Read the following quote spoken by a devout believer in his religious faith and see if you can identify who the speaker is and what he is speaking about.
“Either repent (your) misguided ways and enter into the light of truth or … suffer the consequences in this world and the next.”
The speaker was introduced as a man of faith who wants to bring his people out of the darkness and into the light. His message was called “an invitation.”
On the other hand, those who oppose this man called his message “propaganda.”
Is this man a Christian missionary in another country, a TV evangelist in America, or an American who has converted to Islam? If you answered the latter, you would be correct.
His name is Adam Yahiye Gadahn, also known as Azzam the American, who is from California but who is now a respected voice of al Qaeda. In fact, his video message, titled An Invitation to Islam, was introduced by al Qaeda’s second in command, Ayman al-Zawahri.
“Our brother Azzam the American is speaking to you out of pity for the fate that awaits (unbelievers) and as someone who wants to lift his people out of darkness and into the light,” al-Zawahri said in his introduction to the video.
Of course, Gadahn’s words could have been spoken by a Christian missionary or even a TV evangelist. The rhetoric is pretty much the same. And to those who oppose those religious views, the speaker could be accused of being a propagandist. And, in fact, the FBI wants Gadahn for questioning. They called his video tape propaganda.
Imagine for a moment that a Muslim in Iraq, Iran, or any one of the Middle Eastern theocracies were to convert to Christianity and start spreading the Gospel in his native land.
I’m sure he would be wanted by the authorities of his country, too. He would certainly be questioned, and then probably executed for heresy. And, although the FBI doesn’t want to execute Gadahn for producing a proselytizing video tape, the parallel is striking.
Gadahn appealed to Americans to adopt a hands-off policy toward Islamic nations. “But whatever you do don't attempt to spread your misery and misguidance to our lands,” he said.
Most Americans, particularly Christians, view Muslims as misguided, in misery, and in need of salvation. Gadahn wanted to set that assumption straight, too. “Those who think that democracy is synonymous with freedom are either people who haven't experienced life in America or Americans who haven't lived abroad,” he said.
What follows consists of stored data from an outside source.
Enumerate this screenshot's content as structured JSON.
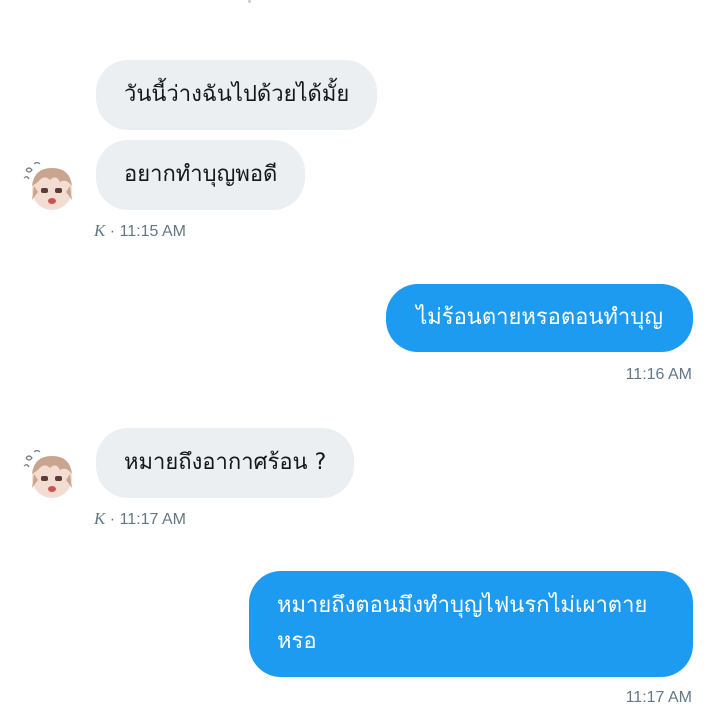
{
  "messages": [
    {
      "direction": "incoming",
      "text": "วันนี้ว่างฉันไปด้วยได้มั้ย"
    },
    {
      "direction": "incoming",
      "text": "อยากทำบุญพอดี"
    },
    {
      "direction": "outgoing",
      "text": "ไม่ร้อนตายหรอตอนทำบุญ"
    },
    {
      "direction": "incoming",
      "text": "หมายถึงอากาศร้อน ?"
    },
    {
      "direction": "outgoing",
      "lines": [
        "หมายถึงตอนมึงทำบุญไฟนรกไม่เผาตาย",
        "หรอ"
      ]
    }
  ],
  "meta": [
    {
      "sender": "K",
      "separator": "·",
      "time": "11:15 AM"
    },
    {
      "time": "11:16 AM"
    },
    {
      "sender": "K",
      "separator": "·",
      "time": "11:17 AM"
    },
    {
      "time": "11:17 AM"
    }
  ],
  "colors": {
    "incoming_bubble": "#eceff1",
    "outgoing_bubble": "#1d9bf0",
    "meta_text": "#657786"
  },
  "icons": {
    "avatar": "anime-chibi-avatar-icon"
  }
}
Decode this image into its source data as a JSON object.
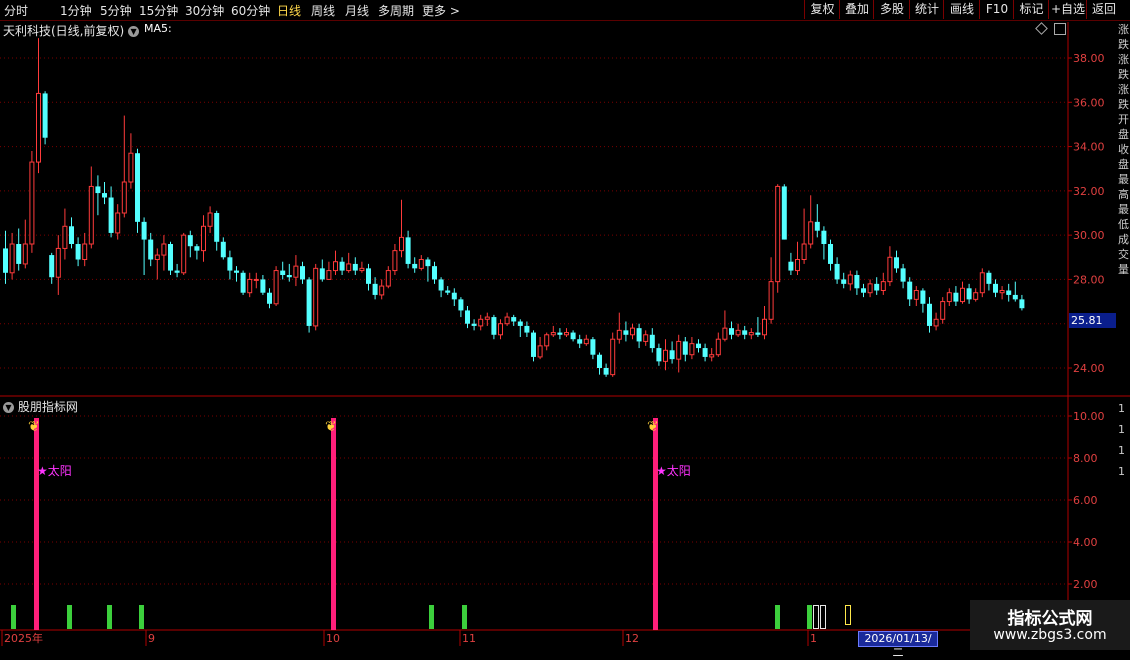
{
  "toolbar": {
    "periods": [
      "分时",
      "1分钟",
      "5分钟",
      "15分钟",
      "30分钟",
      "60分钟",
      "日线",
      "周线",
      "月线",
      "多周期",
      "更多 >"
    ],
    "active_period": "日线",
    "buttons": [
      "复权",
      "叠加",
      "多股",
      "统计",
      "画线",
      "F10",
      "标记",
      "+自选",
      "返回"
    ]
  },
  "main_chart": {
    "title": "天利科技(日线,前复权)",
    "ma_label": "MA5:",
    "current_price": "25.81",
    "y_ticks": [
      "38.00",
      "36.00",
      "34.00",
      "32.00",
      "30.00",
      "28.00",
      "24.00"
    ],
    "colors": {
      "up": "#ff3b3b",
      "down": "#54ffff",
      "grid": "#7a0000",
      "axis": "#b00000"
    }
  },
  "indicator": {
    "title": "股朋指标网",
    "y_ticks": [
      "10.00",
      "8.00",
      "6.00",
      "4.00",
      "2.00"
    ],
    "annotation": "★太阳",
    "colors": {
      "signal_bar": "#ff1f7a",
      "green_bar": "#3ccf3c",
      "annotation": "#ff33ff",
      "outline_bar": "#e8e8e8",
      "yellow_outline": "#ffe84a"
    }
  },
  "x_axis": {
    "labels": [
      "2025年",
      "9",
      "10",
      "11",
      "12",
      "1"
    ],
    "cursor_date": "2026/01/13/二"
  },
  "watermark": {
    "title": "指标公式网",
    "url": "www.zbgs3.com"
  },
  "right_strip": {
    "top_text": "涨跌涨跌涨跌开盘收盘最高最低成交量",
    "bottom_text": "1111"
  },
  "chart_data": {
    "type": "candlestick",
    "y_range": [
      23.0,
      39.0
    ],
    "candles": [
      [
        29.4,
        28.3,
        30.2,
        27.8
      ],
      [
        28.3,
        29.6,
        30.1,
        28.0
      ],
      [
        29.6,
        28.7,
        30.3,
        28.4
      ],
      [
        28.7,
        29.6,
        30.7,
        28.5
      ],
      [
        29.6,
        33.3,
        33.8,
        29.2
      ],
      [
        33.3,
        36.4,
        38.9,
        32.8
      ],
      [
        36.4,
        34.4,
        36.5,
        34.1
      ],
      [
        29.1,
        28.1,
        29.2,
        27.8
      ],
      [
        28.1,
        29.4,
        30.0,
        27.3
      ],
      [
        29.4,
        30.4,
        31.2,
        28.9
      ],
      [
        30.4,
        29.6,
        30.8,
        29.4
      ],
      [
        29.6,
        28.9,
        29.9,
        28.6
      ],
      [
        28.9,
        29.6,
        30.1,
        28.6
      ],
      [
        29.6,
        32.2,
        33.1,
        29.4
      ],
      [
        32.2,
        31.9,
        32.7,
        30.9
      ],
      [
        31.9,
        31.7,
        32.4,
        31.4
      ],
      [
        31.7,
        30.1,
        32.2,
        29.9
      ],
      [
        30.1,
        31.0,
        31.4,
        29.8
      ],
      [
        31.0,
        32.4,
        35.4,
        30.8
      ],
      [
        32.4,
        33.7,
        34.6,
        32.1
      ],
      [
        33.7,
        30.6,
        33.9,
        30.1
      ],
      [
        30.6,
        29.8,
        30.8,
        28.2
      ],
      [
        29.8,
        28.9,
        30.1,
        28.6
      ],
      [
        28.9,
        29.1,
        29.4,
        28.0
      ],
      [
        29.1,
        29.6,
        30.0,
        28.4
      ],
      [
        29.6,
        28.4,
        29.7,
        28.2
      ],
      [
        28.4,
        28.3,
        28.7,
        28.1
      ],
      [
        28.3,
        30.0,
        30.1,
        28.2
      ],
      [
        30.0,
        29.5,
        30.2,
        29.0
      ],
      [
        29.5,
        29.3,
        29.6,
        28.9
      ],
      [
        29.3,
        30.4,
        30.9,
        28.8
      ],
      [
        30.4,
        31.0,
        31.3,
        30.1
      ],
      [
        31.0,
        29.7,
        31.1,
        29.3
      ],
      [
        29.7,
        29.0,
        29.9,
        28.9
      ],
      [
        29.0,
        28.4,
        29.3,
        28.0
      ],
      [
        28.4,
        28.3,
        28.6,
        27.9
      ],
      [
        28.3,
        27.4,
        28.4,
        27.3
      ],
      [
        27.4,
        28.0,
        28.3,
        27.2
      ],
      [
        28.0,
        28.0,
        28.3,
        27.6
      ],
      [
        28.0,
        27.4,
        28.2,
        27.3
      ],
      [
        27.4,
        26.9,
        27.6,
        26.7
      ],
      [
        26.9,
        28.4,
        28.6,
        26.8
      ],
      [
        28.4,
        28.2,
        28.8,
        28.0
      ],
      [
        28.2,
        28.1,
        28.7,
        27.9
      ],
      [
        28.1,
        28.6,
        29.1,
        27.7
      ],
      [
        28.6,
        28.0,
        28.8,
        27.8
      ],
      [
        28.0,
        25.9,
        28.1,
        25.6
      ],
      [
        25.9,
        28.5,
        28.7,
        25.7
      ],
      [
        28.5,
        28.0,
        28.9,
        27.9
      ],
      [
        28.0,
        28.4,
        28.8,
        28.0
      ],
      [
        28.4,
        28.8,
        29.3,
        28.2
      ],
      [
        28.8,
        28.4,
        29.0,
        28.2
      ],
      [
        28.4,
        28.7,
        29.2,
        28.3
      ],
      [
        28.7,
        28.4,
        29.0,
        28.2
      ],
      [
        28.4,
        28.5,
        28.8,
        28.3
      ],
      [
        28.5,
        27.8,
        28.7,
        27.5
      ],
      [
        27.8,
        27.3,
        28.1,
        27.1
      ],
      [
        27.3,
        27.7,
        28.0,
        27.1
      ],
      [
        27.7,
        28.4,
        28.6,
        27.6
      ],
      [
        28.4,
        29.3,
        29.6,
        28.2
      ],
      [
        29.3,
        29.9,
        31.6,
        29.0
      ],
      [
        29.9,
        28.7,
        30.2,
        28.5
      ],
      [
        28.7,
        28.5,
        29.0,
        28.3
      ],
      [
        28.5,
        28.9,
        29.1,
        28.4
      ],
      [
        28.9,
        28.6,
        29.0,
        27.9
      ],
      [
        28.6,
        28.0,
        28.8,
        27.8
      ],
      [
        28.0,
        27.5,
        28.1,
        27.2
      ],
      [
        27.5,
        27.4,
        27.7,
        27.3
      ],
      [
        27.4,
        27.1,
        27.6,
        26.8
      ],
      [
        27.1,
        26.6,
        27.2,
        26.3
      ],
      [
        26.6,
        26.0,
        26.8,
        25.8
      ],
      [
        26.0,
        25.9,
        26.2,
        25.7
      ],
      [
        25.9,
        26.2,
        26.4,
        25.7
      ],
      [
        26.2,
        26.3,
        26.5,
        25.9
      ],
      [
        26.3,
        25.5,
        26.4,
        25.3
      ],
      [
        25.5,
        26.0,
        26.2,
        25.3
      ],
      [
        26.0,
        26.3,
        26.5,
        25.9
      ],
      [
        26.3,
        26.1,
        26.4,
        25.9
      ],
      [
        26.1,
        25.9,
        26.2,
        25.4
      ],
      [
        25.9,
        25.6,
        26.1,
        25.4
      ],
      [
        25.6,
        24.5,
        25.7,
        24.3
      ],
      [
        24.5,
        25.0,
        25.4,
        24.4
      ],
      [
        25.0,
        25.5,
        25.6,
        24.8
      ],
      [
        25.5,
        25.6,
        25.9,
        25.4
      ],
      [
        25.6,
        25.5,
        25.8,
        25.3
      ],
      [
        25.5,
        25.6,
        25.8,
        25.4
      ],
      [
        25.6,
        25.3,
        25.7,
        25.2
      ],
      [
        25.3,
        25.1,
        25.5,
        24.9
      ],
      [
        25.1,
        25.3,
        25.5,
        25.0
      ],
      [
        25.3,
        24.6,
        25.4,
        24.4
      ],
      [
        24.6,
        24.0,
        24.7,
        23.7
      ],
      [
        24.0,
        23.7,
        24.2,
        23.6
      ],
      [
        23.7,
        25.3,
        25.6,
        23.6
      ],
      [
        25.3,
        25.7,
        26.5,
        25.1
      ],
      [
        25.7,
        25.5,
        26.1,
        25.2
      ],
      [
        25.5,
        25.8,
        26.0,
        25.3
      ],
      [
        25.8,
        25.2,
        26.0,
        24.9
      ],
      [
        25.2,
        25.5,
        25.7,
        25.0
      ],
      [
        25.5,
        24.9,
        25.8,
        24.7
      ],
      [
        24.9,
        24.3,
        25.1,
        24.1
      ],
      [
        24.3,
        24.8,
        25.3,
        23.9
      ],
      [
        24.8,
        24.4,
        25.2,
        24.2
      ],
      [
        24.4,
        25.2,
        25.5,
        23.8
      ],
      [
        25.2,
        24.6,
        25.4,
        24.3
      ],
      [
        24.6,
        25.1,
        25.4,
        24.4
      ],
      [
        25.1,
        24.9,
        25.3,
        24.7
      ],
      [
        24.9,
        24.5,
        25.1,
        24.3
      ],
      [
        24.5,
        24.6,
        24.9,
        24.3
      ],
      [
        24.6,
        25.3,
        25.6,
        24.5
      ],
      [
        25.3,
        25.8,
        26.6,
        25.2
      ],
      [
        25.8,
        25.5,
        26.1,
        25.3
      ],
      [
        25.5,
        25.7,
        26.0,
        25.4
      ],
      [
        25.7,
        25.5,
        25.9,
        25.3
      ],
      [
        25.5,
        25.6,
        25.8,
        25.3
      ],
      [
        25.6,
        25.5,
        26.3,
        25.4
      ],
      [
        25.5,
        26.2,
        26.8,
        25.3
      ],
      [
        26.2,
        27.9,
        29.0,
        26.0
      ],
      [
        27.9,
        32.2,
        32.3,
        27.4
      ],
      [
        32.2,
        29.8,
        32.3,
        29.8
      ],
      [
        28.8,
        28.4,
        29.2,
        28.2
      ],
      [
        28.4,
        28.9,
        29.7,
        28.2
      ],
      [
        28.9,
        29.6,
        31.2,
        28.7
      ],
      [
        29.6,
        30.6,
        31.8,
        29.4
      ],
      [
        30.6,
        30.2,
        31.4,
        29.9
      ],
      [
        30.2,
        29.6,
        30.4,
        28.9
      ],
      [
        29.6,
        28.7,
        29.8,
        28.4
      ],
      [
        28.7,
        28.0,
        29.0,
        27.8
      ],
      [
        28.0,
        27.8,
        28.3,
        27.6
      ],
      [
        27.8,
        28.2,
        28.4,
        27.5
      ],
      [
        28.2,
        27.6,
        28.4,
        27.3
      ],
      [
        27.6,
        27.4,
        27.8,
        27.2
      ],
      [
        27.4,
        27.8,
        28.0,
        27.2
      ],
      [
        27.8,
        27.5,
        28.1,
        27.3
      ],
      [
        27.5,
        27.9,
        28.3,
        27.3
      ],
      [
        27.9,
        29.0,
        29.5,
        27.7
      ],
      [
        29.0,
        28.5,
        29.3,
        28.3
      ],
      [
        28.5,
        27.9,
        28.7,
        27.6
      ],
      [
        27.9,
        27.1,
        28.1,
        26.8
      ],
      [
        27.1,
        27.5,
        27.7,
        26.8
      ],
      [
        27.5,
        26.9,
        27.6,
        26.5
      ],
      [
        26.9,
        25.9,
        27.2,
        25.6
      ],
      [
        25.9,
        26.2,
        26.5,
        25.7
      ],
      [
        26.2,
        27.0,
        27.2,
        26.0
      ],
      [
        27.0,
        27.4,
        27.6,
        26.8
      ],
      [
        27.4,
        27.0,
        27.7,
        26.8
      ],
      [
        27.0,
        27.6,
        27.9,
        26.9
      ],
      [
        27.6,
        27.1,
        27.8,
        26.9
      ],
      [
        27.1,
        27.4,
        27.6,
        27.0
      ],
      [
        27.4,
        28.3,
        28.5,
        27.2
      ],
      [
        28.3,
        27.8,
        28.4,
        27.5
      ],
      [
        27.8,
        27.4,
        28.0,
        27.2
      ],
      [
        27.4,
        27.5,
        27.7,
        27.1
      ],
      [
        27.5,
        27.3,
        27.8,
        27.0
      ],
      [
        27.3,
        27.1,
        27.9,
        27.0
      ],
      [
        27.1,
        26.7,
        27.3,
        26.6
      ]
    ]
  }
}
Now, before anyone starts thinking that I’ve converted to Islam or even that I’m pro-Gadahn, let me set the record straight. I believe Gadahn is a propagandist for al Qaeda. Although some of what he said was true enough, his motive was subversion.
At the same time, his message forces thoughtful people to consider the motives of America’s leaders as we encroach upon the sovereignty of nations whose forms of government run on different sets of paradigms. It also should open the eyes of the evangelicals that there are others in the world who hold their own religion as dear and true, and they have their own holy books to back up their faiths.
So many wars have been fought over issues of faith throughout history, wars that could have been avoided if believers would simply have acknowledged that perhaps other faiths are just as authentic and genuine as their own.
And modern holy wars and threats of terrorism could also be avoided by accepting that, perhaps, belief systems are not as black and white as one might imagine. Or maybe, we should realize that all belief systems are archaic artifacts of our human civilization and that we all might be better off by stripping them from society once and for all.